## Les expresions régulières
### Introduction Dataset

In [1]:
import csv

f = open("askreddit-2015.csv", 'r', encoding='utf-8')
posts = list(csv.reader(f))
posts[:10]

[['Title', 'Score', 'Time', 'Gold', 'NumComs'],
 ['What\'s your internet "white whale", something you\'ve been searching for years to find with no luck?',
  '11510',
  '1433213314.0',
  '1',
  '26195'],
 ["What's your favorite video that is 10 seconds or less?",
  '8656',
  '1434205517.0',
  '4',
  '8479'],
 ['What are some interesting tests you can take to find out about yourself?',
  '8480',
  '1443409636.0',
  '1',
  '4055'],
 ["PhD's of Reddit. What is a dumbed down summary of your thesis?",
  '7927',
  '1440188623.0',
  '0',
  '13201'],
 ['What is cool to be good at, yet uncool to be REALLY good at?',
  '7711',
  '1440082910.0',
  '0',
  '20325'],
 ['[Serious] Redditors currently in a relationship, besides dinner and a movie, what are your favorite activities for date night?',
  '7598',
  '1439993280.0',
  '2',
  '5389'],
 ["Parents of Reddit, what's something that your kid has done that you pretended to be angry about but secretly impressed or amused you?",
  '7553',
  '143916180

In [2]:
posts = posts[1:]
for post in posts[:10]:
    print(post)

['What\'s your internet "white whale", something you\'ve been searching for years to find with no luck?', '11510', '1433213314.0', '1', '26195']
["What's your favorite video that is 10 seconds or less?", '8656', '1434205517.0', '4', '8479']
['What are some interesting tests you can take to find out about yourself?', '8480', '1443409636.0', '1', '4055']
["PhD's of Reddit. What is a dumbed down summary of your thesis?", '7927', '1440188623.0', '0', '13201']
['What is cool to be good at, yet uncool to be REALLY good at?', '7711', '1440082910.0', '0', '20325']
['[Serious] Redditors currently in a relationship, besides dinner and a movie, what are your favorite activities for date night?', '7598', '1439993280.0', '2', '5389']
["Parents of Reddit, what's something that your kid has done that you pretended to be angry about but secretly impressed or amused you?", '7553', '1439161809.0', '0', '11520']
['What is a good subreddit to binge read the All Time Top Posts of?', '7498', '1438822288.0',

### Compter les correspondances avec le module re()

In [7]:
# re.search(regex, string) => renvoie un objet "match" ou None
# "of Reddit"
import re

of_reddit_count = 0
for post in posts:
    if re.search('of Reddit', post[0]) is not None:
        of_reddit_count += 1
        
print(f"il y a {of_reddit_count} occurences de la chaîne 'of Reddit'")

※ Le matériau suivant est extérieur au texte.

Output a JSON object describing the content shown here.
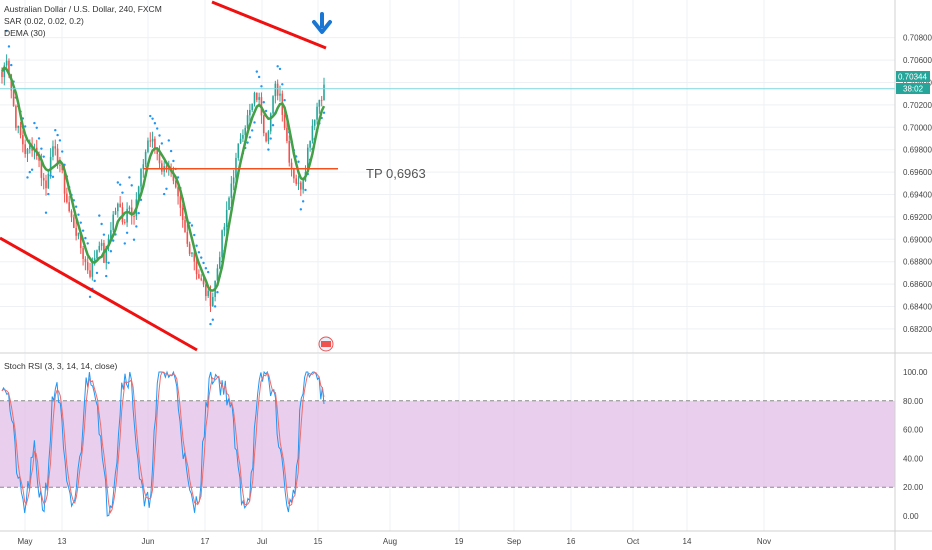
{
  "legend": {
    "symbol": "Australian Dollar / U.S. Dollar, 240, FXCM",
    "sar": "SAR (0.02, 0.02, 0.2)",
    "dema": "DEMA (30)",
    "rsi": "Stoch RSI (3, 3, 14, 14, close)"
  },
  "price_badge": {
    "value": "0.70344",
    "countdown": "38:02"
  },
  "annotation": "TP 0,6963",
  "colors": {
    "up": "#26a69a",
    "down": "#ef5350",
    "sar": "#2196f3",
    "dema": "#43a047",
    "trend": "#f01010",
    "tp_line": "#f4511e",
    "price_line": "#7fd6dc",
    "k": "#2196f3",
    "d": "#ef6c6c",
    "band": "#e1bee7",
    "arrow": "#1976d2"
  },
  "chart_data": [
    {
      "type": "candlestick",
      "yaxis": [
        "0.70800",
        "0.70600",
        "0.70400",
        "0.70200",
        "0.70000",
        "0.69800",
        "0.69600",
        "0.69400",
        "0.69200",
        "0.69000",
        "0.68800",
        "0.68600",
        "0.68400",
        "0.68200"
      ],
      "ylim": [
        0.6811,
        0.7094
      ],
      "xaxis": [
        "May",
        "13",
        "Jun",
        "17",
        "Jul",
        "15",
        "Aug",
        "19",
        "Sep",
        "16",
        "Oct",
        "14",
        "Nov"
      ],
      "price_path": [
        0.7045,
        0.7065,
        0.703,
        0.7,
        0.699,
        0.6975,
        0.6985,
        0.698,
        0.696,
        0.6945,
        0.698,
        0.6975,
        0.6965,
        0.694,
        0.692,
        0.691,
        0.6895,
        0.688,
        0.687,
        0.6885,
        0.69,
        0.688,
        0.6905,
        0.6925,
        0.693,
        0.6915,
        0.6935,
        0.692,
        0.6945,
        0.697,
        0.699,
        0.6985,
        0.6975,
        0.696,
        0.697,
        0.695,
        0.6935,
        0.6915,
        0.6895,
        0.689,
        0.687,
        0.686,
        0.685,
        0.6845,
        0.687,
        0.69,
        0.692,
        0.695,
        0.697,
        0.6995,
        0.7005,
        0.7015,
        0.703,
        0.702,
        0.699,
        0.701,
        0.7035,
        0.703,
        0.7,
        0.697,
        0.6955,
        0.6945,
        0.696,
        0.699,
        0.701,
        0.7025,
        0.7035
      ],
      "tp": 0.6963,
      "current": 0.70344
    },
    {
      "type": "line",
      "yaxis": [
        "100.00",
        "80.00",
        "60.00",
        "40.00",
        "20.00",
        "0.00"
      ],
      "ylim": [
        -4,
        104
      ],
      "band": [
        20,
        80
      ],
      "k_path": [
        95,
        90,
        70,
        40,
        15,
        5,
        25,
        45,
        20,
        5,
        30,
        80,
        95,
        60,
        20,
        5,
        15,
        40,
        85,
        100,
        95,
        70,
        30,
        5,
        15,
        45,
        90,
        100,
        95,
        60,
        25,
        5,
        10,
        50,
        95,
        100,
        100,
        98,
        90,
        60,
        30,
        10,
        5,
        20,
        60,
        95,
        100,
        95,
        90,
        85,
        70,
        40,
        15,
        10,
        20,
        60,
        90,
        100,
        95,
        85,
        60,
        30,
        10,
        5,
        30,
        80,
        100,
        98,
        100,
        95,
        75
      ]
    }
  ]
}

il y a 76 occurences de la chaîne 'of Reddit'


### Crochets pour matcher avec plusieurs lettres

In [8]:
import re

of_reddit_count = 0
for post in posts:
    if re.search('of [rR]eddit', post[0]) is not None:
        of_reddit_count += 1
        
print(f"il y a {of_reddit_count} occurences de la chaîne 'of Reddit'")

il y a 102 occurences de la chaîne 'of Reddit'


### Ignorer des caractères spéciaux

In [10]:
# [Serious]

import re

serious_count = 0
for post in posts:
    if re.search('\[Serious\]', post[0]) is not None:
        serious_count += 1
        
print(f"il y a {serious_count} occurences de la chaîne '[Serious]'")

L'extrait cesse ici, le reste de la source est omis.